Sosyal medya kullanımı artık daha kişisel bilgiler içerecek şekilde tasarlanmaktadır. Her yeni gün yeni bir mecra ortaya çıkmaktadır. İnsanlar bu mecralarda statülerini oluşturmaktadırlar ve diğerlerinin statülerini takip edebilmektedirler. (Toprak ve ark., 2009)Sosyal medyanın bu gelişim süreci gençleri de içine almaktadır. Bu süreç gençlerin kendilerini gelişen dünyada tanıtmaları için onları günümüzde bir bağımlılık haline gelen sosyal medyayla buluşturmaktadır. Sosyal medya bu anlamda gençlere sonsuz bir pencere olmaktadır. Gençler günlük yaşantılarını, kim olduklarını sosyal platformlarda aktif olarak sergilemektedir. Günümüzde iş bulma, arkadaşlık kurma ,kendini ifade etme konusunda oldukça önem arz eden sosyal platformların oluşturduğu bu mecra, bu ortamda varlık göstermenin opsiyon olma halinden çıkıp zorunluluğa dönüşmesine sebep olmaktadır. Bireyler kendi profil sayfalarındaki paylaşımlarıyla varlıklarını belli etmekte, sayfalarındaki gönderilerle kendilerini dış dünyaya tanıtmaktadır.

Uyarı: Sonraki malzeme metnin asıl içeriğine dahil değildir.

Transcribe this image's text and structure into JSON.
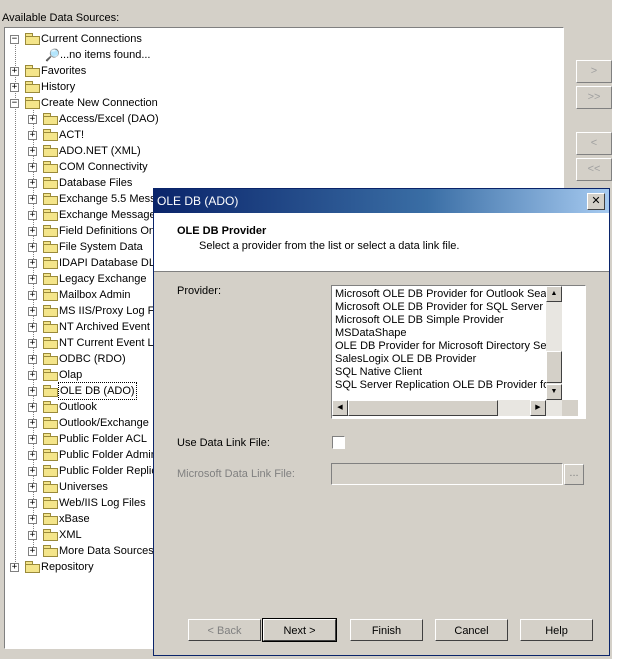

Durumun ciddiyeti kişilerin kendilerini sosyal platformlarda olduğundan farklı biri olarak tanıtmak gibi büyük riskleri de beraberinde getirmektedir. Bireylerin kimlik arayışı da bu platformlardaki paylaşımlara yansımaktadır. Kişiler kendilerine bir profil sayfası oluşturarak sanal dünyaya ayak uydurmaktadır. Ancak paylaşılan gönderilerle kendilerini ifade etme arasında sıkışıp kalan gençlikte doğan yeni kavram “dijital benlik” kavramıdır. Binark(2012 s.118) dijital kimlik oluşturma sürecini sürekli olarak kurma/inşa etme süreci olarak ele almıştır. Onlara göre bu süreç sadece geleceğe değil, geçmişe dair de göndermeleri olan bir “olma” hâlidir. Yani bireyin, oluşturduğu profildeki kimlik inşası onun kendi biçtiği bir zaman katmanında ilerlemektedir. Kişinin kendi oluşturduğu dünyada ilerlemektedir. Timisi (2005 s. 97) merkezsiz bir iletişim alanı olarak karşımıza çıkan bu yeni durumu, kendini yaratmanın mükemmel bir olanağı olarak tanımlamaktadır. Kullanıcı bu sayede istediği görsel ya da metinsel içeriği sanal benliğine yerleştirebilmektedir. Kişi artık dijital bileşenlerden oluşan bir kopyasına sahiptir. Bireylerin sahip oldukları kültürel, simgesel, ekonomik değerler dijital kimlik tasarım sürecinde etkin bir rol oynamaktadır. Bu değerler etrafında şekillenen beğeniler ve bu beğenilerin gerçekleştirilme biçimleri, söz konusu temsile birebir yansımaktadır.(alıntılayan İşman, Buluş,Yüzüncüyıl 2016 s.613) (aktaran:Bilgin, 2007 s. 85).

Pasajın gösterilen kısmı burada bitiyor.